No specific reason, I guess I’ve never done anything for the sake of convenience, musically that is … Atlanta has felt kind of dead musically for me for a while. Not that I wouldn’t record here, but, I’ve been around here forever and it’s changed so much, it kind of bums me out. I used to complain it was too small of a town, but now it’s just out of control and over developed with no plan at all. I realize now what a cool scene it was. Maybe it’s because I’m older, but maybe it’s because it really was a special time. On the other hand it’s harder for me to travel now so maybe I’ll do the next one here, although my dream is to have Mick Jones produce me in Ronnie Lane’s mobile studio or KONK studios in the UK. I’m getting a lot of airplay in Europe at the moment so never say never!

How did your recording with Cait O’Riordan come about?

It just kind of fell together. I’ve always loved her voice and thought it would be great to do a duet on the Rolling Stones song, "Child of the Moon," which was the B-side to "Jumping Jack Flash." Shades of Shame used to play it. Cait and I are Facebook friends and I asked her and she was in New York the same time we were recording and she said, "yeah, be there in 10 minutes" and walked over and cut the songs. She’s really sweet and sounds amazing. "Rejected" is the other song she sings on.

Do you want to keep a band together, or do you think its better to get a new group of musicians together, tailored for the individual project?

I prefer to keep a band together, but I think that’s also a somewhat unrealistic goal.

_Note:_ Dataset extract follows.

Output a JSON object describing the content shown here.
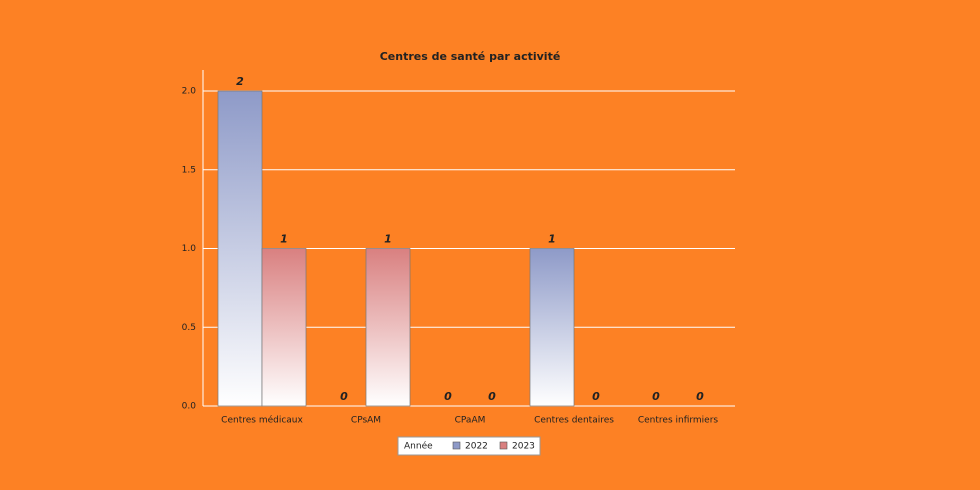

It’s almost impossible to even squeeze in a rehearsal these days. People are always asking me why I’ve been in so many bands, and I tell them, "I’m not, I just feel like if it’s different line up, you should change the name." It’s all like the same band to me I just change the name a lot. I never used to play under my own name because nobody can pronounce it. Finally, I said, "Screw it, just do like Dylan and call it Ray Dafrico and his band!"